Treasury Secretary Paulson softened his delivery this morning by couching the plan in terms of just 'a template' and a 'basis for discussion.'
Its important to realize that this study had its genesis in a Bush Administration effort to lighten regulation on Wall Street that has been underway for some time. The Bush cabinet is taking the opportunity of the Bear Stearns collapse to quickly bring this forward under the title "Financial Stability Act" in much the same way they were able to quickly bring out the "Patriot Act" after the 911 tragedy.
The next Presidential Administration will have to live with the problems created by eight years of Bush mismanagement. It would be better to leave sweeping changes to them, rather than follow yet another blank check proposal from a group in Washington that have proven over and over that they cannot, or will not, do what is required to act in the public interest.

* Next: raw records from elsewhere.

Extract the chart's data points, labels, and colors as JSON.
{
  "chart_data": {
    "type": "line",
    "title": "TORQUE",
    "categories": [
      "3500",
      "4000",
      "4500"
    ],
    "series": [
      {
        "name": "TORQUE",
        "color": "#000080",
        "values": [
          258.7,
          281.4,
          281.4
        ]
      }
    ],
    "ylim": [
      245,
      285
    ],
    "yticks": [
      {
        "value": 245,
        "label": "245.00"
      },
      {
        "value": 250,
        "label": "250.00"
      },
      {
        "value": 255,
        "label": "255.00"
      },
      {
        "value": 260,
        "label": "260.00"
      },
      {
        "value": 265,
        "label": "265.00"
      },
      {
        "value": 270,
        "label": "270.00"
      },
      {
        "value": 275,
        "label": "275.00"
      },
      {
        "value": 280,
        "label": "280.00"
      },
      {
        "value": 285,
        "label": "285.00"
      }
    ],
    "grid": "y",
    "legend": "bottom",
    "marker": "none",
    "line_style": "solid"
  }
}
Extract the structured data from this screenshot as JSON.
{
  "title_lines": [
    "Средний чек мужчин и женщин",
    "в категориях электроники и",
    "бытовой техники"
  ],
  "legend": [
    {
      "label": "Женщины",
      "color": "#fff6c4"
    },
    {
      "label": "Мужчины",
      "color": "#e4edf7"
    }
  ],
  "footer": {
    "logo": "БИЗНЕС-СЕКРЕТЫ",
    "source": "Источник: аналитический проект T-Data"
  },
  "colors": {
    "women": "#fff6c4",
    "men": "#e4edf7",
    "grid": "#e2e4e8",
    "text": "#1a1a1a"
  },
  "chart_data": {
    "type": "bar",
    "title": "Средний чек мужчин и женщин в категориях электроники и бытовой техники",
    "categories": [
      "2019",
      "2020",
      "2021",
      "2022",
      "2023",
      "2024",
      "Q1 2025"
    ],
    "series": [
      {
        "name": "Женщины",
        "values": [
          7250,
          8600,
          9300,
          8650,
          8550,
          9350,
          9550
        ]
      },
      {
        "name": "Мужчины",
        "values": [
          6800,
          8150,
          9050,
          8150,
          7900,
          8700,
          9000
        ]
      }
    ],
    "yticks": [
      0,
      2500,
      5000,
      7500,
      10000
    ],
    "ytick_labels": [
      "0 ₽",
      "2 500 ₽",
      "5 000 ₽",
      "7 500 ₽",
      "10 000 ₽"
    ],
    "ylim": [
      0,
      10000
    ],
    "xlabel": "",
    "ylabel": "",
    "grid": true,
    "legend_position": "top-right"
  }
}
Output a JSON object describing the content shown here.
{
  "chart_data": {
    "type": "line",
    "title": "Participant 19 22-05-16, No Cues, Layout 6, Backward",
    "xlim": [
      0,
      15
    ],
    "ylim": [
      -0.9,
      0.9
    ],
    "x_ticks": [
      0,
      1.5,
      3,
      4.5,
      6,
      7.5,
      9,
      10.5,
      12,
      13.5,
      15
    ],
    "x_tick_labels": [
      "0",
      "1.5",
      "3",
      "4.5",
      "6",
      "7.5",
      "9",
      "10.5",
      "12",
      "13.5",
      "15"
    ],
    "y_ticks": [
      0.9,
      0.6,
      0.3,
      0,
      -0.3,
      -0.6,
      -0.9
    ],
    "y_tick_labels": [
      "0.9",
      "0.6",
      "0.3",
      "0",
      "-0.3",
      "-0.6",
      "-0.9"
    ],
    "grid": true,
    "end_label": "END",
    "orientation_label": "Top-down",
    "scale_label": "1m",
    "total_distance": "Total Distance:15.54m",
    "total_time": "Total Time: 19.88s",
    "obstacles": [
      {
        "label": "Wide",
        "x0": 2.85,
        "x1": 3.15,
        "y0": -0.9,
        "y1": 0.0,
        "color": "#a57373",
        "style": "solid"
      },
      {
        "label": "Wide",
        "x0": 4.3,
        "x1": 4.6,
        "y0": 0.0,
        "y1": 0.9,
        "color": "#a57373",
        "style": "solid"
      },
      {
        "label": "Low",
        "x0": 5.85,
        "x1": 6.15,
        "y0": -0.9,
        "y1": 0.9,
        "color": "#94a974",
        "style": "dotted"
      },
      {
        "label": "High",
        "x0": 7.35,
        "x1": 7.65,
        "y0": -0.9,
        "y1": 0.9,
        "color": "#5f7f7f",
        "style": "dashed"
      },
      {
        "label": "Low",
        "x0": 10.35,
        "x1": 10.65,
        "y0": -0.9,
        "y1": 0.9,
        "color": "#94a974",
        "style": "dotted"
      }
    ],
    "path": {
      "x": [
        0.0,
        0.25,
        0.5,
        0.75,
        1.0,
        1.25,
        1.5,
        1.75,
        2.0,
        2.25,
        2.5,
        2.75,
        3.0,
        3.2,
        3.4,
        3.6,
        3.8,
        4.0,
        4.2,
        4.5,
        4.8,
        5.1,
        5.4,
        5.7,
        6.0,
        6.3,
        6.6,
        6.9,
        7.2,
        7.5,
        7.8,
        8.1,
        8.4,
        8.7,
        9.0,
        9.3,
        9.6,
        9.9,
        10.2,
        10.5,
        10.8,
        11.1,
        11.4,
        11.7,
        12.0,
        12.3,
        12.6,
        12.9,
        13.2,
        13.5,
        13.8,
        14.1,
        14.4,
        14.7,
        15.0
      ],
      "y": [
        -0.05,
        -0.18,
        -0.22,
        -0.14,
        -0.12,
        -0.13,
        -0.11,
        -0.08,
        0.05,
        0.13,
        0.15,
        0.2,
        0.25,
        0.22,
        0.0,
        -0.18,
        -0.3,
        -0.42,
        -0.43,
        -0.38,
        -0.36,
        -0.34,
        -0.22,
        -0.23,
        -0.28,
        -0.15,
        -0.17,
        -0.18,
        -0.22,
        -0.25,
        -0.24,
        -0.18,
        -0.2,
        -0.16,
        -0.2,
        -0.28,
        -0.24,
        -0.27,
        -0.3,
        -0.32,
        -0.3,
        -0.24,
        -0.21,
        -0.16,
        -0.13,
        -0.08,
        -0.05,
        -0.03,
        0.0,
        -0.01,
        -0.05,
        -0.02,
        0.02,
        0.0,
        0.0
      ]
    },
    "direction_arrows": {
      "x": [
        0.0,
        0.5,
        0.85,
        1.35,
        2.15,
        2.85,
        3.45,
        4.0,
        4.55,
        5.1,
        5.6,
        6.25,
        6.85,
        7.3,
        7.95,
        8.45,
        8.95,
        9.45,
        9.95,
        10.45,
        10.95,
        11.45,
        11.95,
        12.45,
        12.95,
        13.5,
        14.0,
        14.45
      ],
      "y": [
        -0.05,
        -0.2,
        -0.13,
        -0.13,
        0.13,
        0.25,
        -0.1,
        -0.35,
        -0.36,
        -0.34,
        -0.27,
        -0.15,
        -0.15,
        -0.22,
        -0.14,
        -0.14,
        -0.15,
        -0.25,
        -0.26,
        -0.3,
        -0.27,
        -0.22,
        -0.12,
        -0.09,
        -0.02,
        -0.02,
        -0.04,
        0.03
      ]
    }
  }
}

When you have a massive failure in a critical system, you do not go to those on whose watch it occurred, with their proactive involvement, with strong elements of deception and fraud involved, with innocent people being victimized, and ask them what should be done to fix the system so it doesn't happen again.
We just have to ask how many times can someone lie to you, and cheat you, and take some of the goodness of life from you and your children, before you wise up and show them the door?
Not even a template. Not even a basis for discussion. No bonanza for the lobbying interests such as they had when the Banks went after the repeal of Glass-Steagall. And especially not something to distort and delay the real action that is required.
Are we in favor of this plan? No. Hell no.
It would be Congress and the president essentially giving a blank check to a regulator over which they have very little power,'' said Michael Greenberger, a professor at the University of Maryland in Baltimore and a former CFTC official. Paulson's proposal will ``allow Wall Street to do whatever they want until a crisis occurs, at which point the Fed would intervene.'' Bloomberg News
The Fed oversaw this meltdown,” said Michael Greenberger, a law professor at the University of Maryland who was a senior official of the Commodity Futures Trading Commission during the Clinton administration. “This is the equivalent of the builders of the Maginot line giving lessons on defense.”
"During the late 1990s, Wall Street fought bitterly against any attempt to regulate the emerging derivatives market, recalls Michael Greenberger, a former senior regulator at the Commodity Futures Trading Commission...“After that, all was forgotten,” says Mr. Greenberger, now a professor at the University of Maryland. "At the same time, derivatives were being praised as a boon that would make the economy more stable."
Speaking in Boca Raton, Fla., in March 1999, Alan Greenspan, then the Fed chairman, told the Futures Industry Association, a Wall Street trade group, that “these instruments enhance the ability to differentiate risk and allocate it to those investors most able and willing to take it.” Although Mr. Greenspan acknowledged that the “possibility of increased systemic risk does appear to be an issue that requires fuller understanding,” he argued that new regulations “would be a major mistake.”
“Regulatory risk measurement schemes,” he [Greenspan] added, “are simpler and much less accurate than banks’ risk measurement models."``
Mr. Greenberger, still concerned about regulatory battles he lost a decade ago, says that Mr. Greenspan “felt derivatives would spread the risk in the economy.”
“In reality,” Mr. Greenberger added, “it spread a virus through the economy because these products are so opaque and hard to value.” A representative for Mr. Greenspan said he was preparing to travel and could not comment."